Except as otherwise defined herein, capitalized terms used herein shall have the
meanings assigned them in either the Declaration or the Guarantee.
As such counsel we are familiar with the articles of association and
the bylaws of the Bank, with certificates of authority to exercise corporate
trust powers issued to the Bank by the Federal Reserve Board of the United
States (as predecessor in jurisdiction to the Comptroller of the Currency of the
United States), and with certain resolutions of the board of directors of the
Bank pertaining to the operation of the Corporate Trust Services Division of the
Bank with respect to the authorization, execution and delivery of the
Declaration and the Guarantee.
Basing our conclusions on such examination and familiarity, we are of
the opinion that:
(1) The Bank is a national banking association with trust powers, duly
organized, validly existing and in good standing under the laws of the
United States of America, with all necessary power and authority (i)
to execute and deliver the Declaration and the Guarantee, and (ii) to
carry out and perform its obligations in its respective capacities as
Property Trustee under the Declaration and Guarantee Trustee under the
Guarantee.
(2) (i) The execution and delivery by the Bank of, and (ii) the
performance by the Bank of its obligations in its respective
capacities as Property Trustee and Guarantee Trustee under, the
Declaration and the Guarantee, as the case may be, has been duly
authorized by all necessary corporate action on the part of the Bank,
and each of the Declaration and the Guarantee have been
duly executed and delivered by the Bank respectively.
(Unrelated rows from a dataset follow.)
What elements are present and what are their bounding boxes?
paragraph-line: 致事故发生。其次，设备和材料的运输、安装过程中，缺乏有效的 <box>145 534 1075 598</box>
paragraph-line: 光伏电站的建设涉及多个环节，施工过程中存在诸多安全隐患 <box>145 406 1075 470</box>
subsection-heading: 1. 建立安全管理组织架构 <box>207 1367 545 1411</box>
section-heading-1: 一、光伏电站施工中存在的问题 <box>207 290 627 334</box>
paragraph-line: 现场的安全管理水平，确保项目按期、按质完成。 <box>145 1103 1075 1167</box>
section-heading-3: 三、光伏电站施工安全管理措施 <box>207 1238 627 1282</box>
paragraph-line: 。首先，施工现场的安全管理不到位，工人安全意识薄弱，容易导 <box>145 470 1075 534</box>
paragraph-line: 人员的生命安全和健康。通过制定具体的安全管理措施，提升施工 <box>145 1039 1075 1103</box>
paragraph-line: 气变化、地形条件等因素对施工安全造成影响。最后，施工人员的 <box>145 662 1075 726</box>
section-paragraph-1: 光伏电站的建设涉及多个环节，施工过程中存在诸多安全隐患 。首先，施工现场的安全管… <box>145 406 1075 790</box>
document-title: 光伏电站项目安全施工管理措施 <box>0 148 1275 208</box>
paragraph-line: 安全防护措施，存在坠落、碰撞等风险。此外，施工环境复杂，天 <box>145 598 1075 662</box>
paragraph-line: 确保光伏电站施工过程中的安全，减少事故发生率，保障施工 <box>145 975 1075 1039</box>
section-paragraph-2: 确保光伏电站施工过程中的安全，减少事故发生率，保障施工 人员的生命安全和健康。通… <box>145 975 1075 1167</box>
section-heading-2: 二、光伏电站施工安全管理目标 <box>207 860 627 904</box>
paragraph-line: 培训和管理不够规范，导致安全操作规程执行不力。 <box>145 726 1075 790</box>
The Declaration
and the Guarantee Agreement have been duly executed and delivered by
the Property Trustee, and constitute the legal, valid and binding
obligation of the Property Trustee, enforceable against the Property
Trustee in accordance with their terms, except as enforcement thereof
may be limited by applicable bankruptcy, insolvency, fraudulent
transfer, reorganization, moratorium or other laws affecting
creditors' rights generally from time to time in effect and subject as
to enforceability to general principles of equity, regardless of
whether considered in a proceeding in equity or at law.
(3) To the best of our knowledge, there are no actions, proceedings or
investigations pending or threatened against or affecting the Bank
before any court, arbitrator, administrative agency or other
governmental authority which, if adversely decided, would materially
and adversely affect the Bank's ability to carry out the transactions
contemplated in the Declaration or in the Guarantee.
(4) (i) The execution and delivery by the Bank of, and (ii) the
performance by the Property Trustee and the Guarantee Trustee under,
each of the Declaration and the Guarantee, respectively, do not
conflict with or constitute a breach of the articles of association or
bylaws of the Bank.
(5) No consent, approval or authorization of, or registration with or
notice to, any Illinois or federal banking authority, other than such
as has been obtained or accomplished, is required for (i) the
execution and delivery by the Bank of, or (ii) the performance by the
Bank in its respective capacities as Property Trustee and Guarantee
Trustee under, the Declaration and the Guarantee, as the case may be.
(6) The Bank in its capacity as Property Trustee is the record holder of
the Subordinated Debentures and the Guarantee, and no security
interest, mortgage, pledge, lien, encumbrance, claim or equity is
noted thereon.
We are attorneys licensed to practice law in the State of Illinois and
do not express any opinion as to any matters governed by any laws other than the
laws of the State of Illinois and federal laws applicable to the fiduciary
powers of national banks. Furthermore, no opinion is expressed as to any
federal or state securities or tax laws.
This opinion is furnished solely for your benefit in connection with the
transactions contemplated by the Declaration, and may not be used, circulated,
quoted or otherwise referred to without our prior written consent.